In the case presented, histopathology showed aggregates of metastatic cells in the lymphovascular spaces of the cervix which correlates with current literature regarding
mechanisms of metastasis to the cervix. The lymphatic vessels of the cervix drain in a circumferential pattern.[3, 10] Metastasis by this route may only occur if tumour emboli obstruct distant lymphatic channels. Of significance, conditions are unfavorable for metastatic growth in the postmenopausal cervix due to the high density of fibrous tissue and decreased blood supply.[3, 12] Therefore, patients suffering from metastatic cancer to the cervix are typically young and premenopausal.[11, 13]

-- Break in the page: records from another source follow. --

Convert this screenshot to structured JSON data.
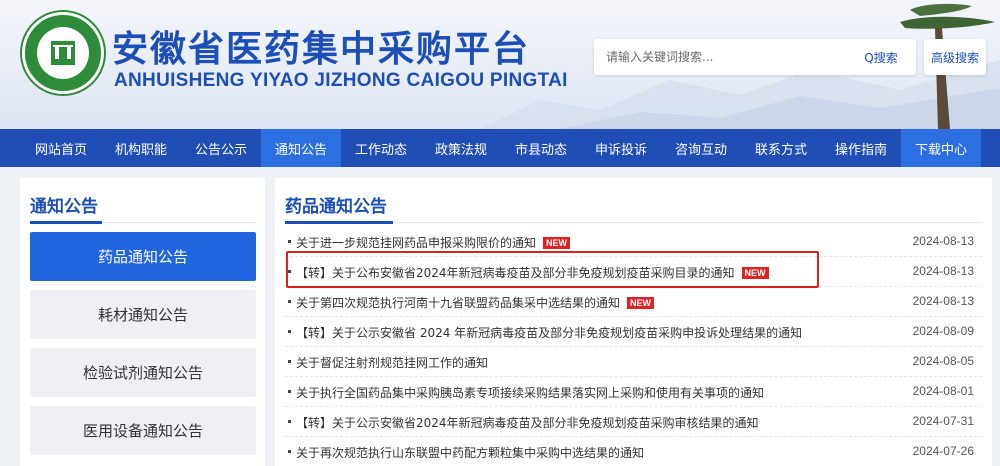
{
  "header": {
    "title_cn": "安徽省医药集中采购平台",
    "title_en": "ANHUISHENG YIYAO JIZHONG CAIGOU PINGTAI",
    "search_placeholder": "请输入关键词搜索...",
    "search_label": "Q搜索",
    "advanced_search_label": "高级搜索"
  },
  "nav": {
    "items": [
      {
        "label": "网站首页"
      },
      {
        "label": "机构职能"
      },
      {
        "label": "公告公示"
      },
      {
        "label": "通知公告",
        "active": true
      },
      {
        "label": "工作动态"
      },
      {
        "label": "政策法规"
      },
      {
        "label": "市县动态"
      },
      {
        "label": "申诉投诉"
      },
      {
        "label": "咨询互动"
      },
      {
        "label": "联系方式"
      },
      {
        "label": "操作指南"
      },
      {
        "label": "下载中心"
      }
    ]
  },
  "sidebar": {
    "title": "通知公告",
    "items": [
      {
        "label": "药品通知公告",
        "active": true
      },
      {
        "label": "耗材通知公告"
      },
      {
        "label": "检验试剂通知公告"
      },
      {
        "label": "医用设备通知公告"
      }
    ]
  },
  "main": {
    "title": "药品通知公告",
    "new_badge": "NEW",
    "rows": [
      {
        "title": "关于进一步规范挂网药品申报采购限价的通知",
        "date": "2024-08-13",
        "is_new": true
      },
      {
        "title": "【转】关于公布安徽省2024年新冠病毒疫苗及部分非免疫规划疫苗采购目录的通知",
        "date": "2024-08-13",
        "is_new": true,
        "highlighted": true
      },
      {
        "title": "关于第四次规范执行河南十九省联盟药品集采中选结果的通知",
        "date": "2024-08-13",
        "is_new": true
      },
      {
        "title": "【转】关于公示安徽省 2024 年新冠病毒疫苗及部分非免疫规划疫苗采购申投诉处理结果的通知",
        "date": "2024-08-09",
        "is_new": false
      },
      {
        "title": "关于督促注射剂规范挂网工作的通知",
        "date": "2024-08-05",
        "is_new": false
      },
      {
        "title": "关于执行全国药品集中采购胰岛素专项接续采购结果落实网上采购和使用有关事项的通知",
        "date": "2024-08-01",
        "is_new": false
      },
      {
        "title": "【转】关于公示安徽省2024年新冠病毒疫苗及部分非免疫规划疫苗采购审核结果的通知",
        "date": "2024-07-31",
        "is_new": false
      },
      {
        "title": "关于再次规范执行山东联盟中药配方颗粒集中采购中选结果的通知",
        "date": "2024-07-26",
        "is_new": false
      }
    ]
  },
  "colors": {
    "brand_blue": "#1f4fb5",
    "active_blue": "#2c6fe0",
    "new_red": "#e02222",
    "logo_green": "#2e8b3a"
  }
}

The presentation of primary cervical cancer and metastatic cancer of the cervix is the same. Patients commonly report abnormal vaginal bleeding, post-coital bleeding, intermenstrual bleeding and malodorous vaginal discharge. Advanced disease manifests with bowel or urinary symptoms and with pelvic or lower back pain. In the case of metastasis to the cervix, symptoms of a primary cancer may or may not be present. Early cervical disease is usually asymptomatic and detected on routine screening by an abnormal cervical smear. Rarely, abnormal glandular cells are seen on cervical smears which may be suggestive of ectopic tumour cells.[10, 11, 17]
Likewise, the pelvic examination findings in patients with metastasis to the cervix often resembles that of primary cervical cancer.(14) Such findings include a friable bleeding cervical lesion or mass with possible invasion into the upper vagina. The cervix may be enlarged and stony hard.[11, 14] Imachi reported that in 50% of patients, the cervix was found to be normal on pelvic examination. This highlights the fact that cytologic and histological assessments of the cervix are necessary for the diagnosis of metastatic adenocarcinoma to the cervix.
In the work-up for a primary cancer, immunohistochemistry (IHC) provides guidance on the identification of carcinomas of unknown primary site, tumour classification, behaviour, and prognosis. An initial immunohistochemistry profile performed on suspicious tissue samples cover a broad spectrum of cytokeratins such CK7 and CK20 followed by organ specific markers like PAX8, CDX-2 and GATA3.(19) Both intestinal and diffuse-type gastric adenocarcinoma show variable expression for CK7 and CK20.[18, 20] Specifically, CDX-2 is identified in over 70% of diffuse-type gastric adenocarcinoma. Findings in our patient correlate with current literature as both cervical and gastric immunohistochemistry showed positivity for CK7 and CDX-2
The prognosis in patients with gastric metastasis to the cervix is poor and a hysterectomy does not improve the outcome. The management involves chemotherapy to maximize quality of life and prolong survival. Although there are no established treatment protocols for patients diagnosed with gastric cancer metastasis to the cervix, platinum-based compounds combined with fluoropyrimidine may be used.[5, 9] According to Yamamoto et al. the median survival from time of discovery of cervical metastasis is four months.
In conclusion, this case highlights a rare manifestation of metastatic gastric adenocarcinoma in a 47-year-old woman. The histopathological findings of atypical cells in the lymphovascular spaces of the cervix following surgery for a benign indication, led to the discovery of a primary gastric cancer. For the unsuspecting gynaecologist, isolated cervical metastasis should be considered as part of the differential diagnosis when atypical cells are identified in the cervix. Furthermore, immunohistochemistry has a vital role in identifying the primary tumour site. Until treatment protocols are established, chemotherapy using fluoropyrimidine and platinum-based compounds may maximize quality of life in these patients.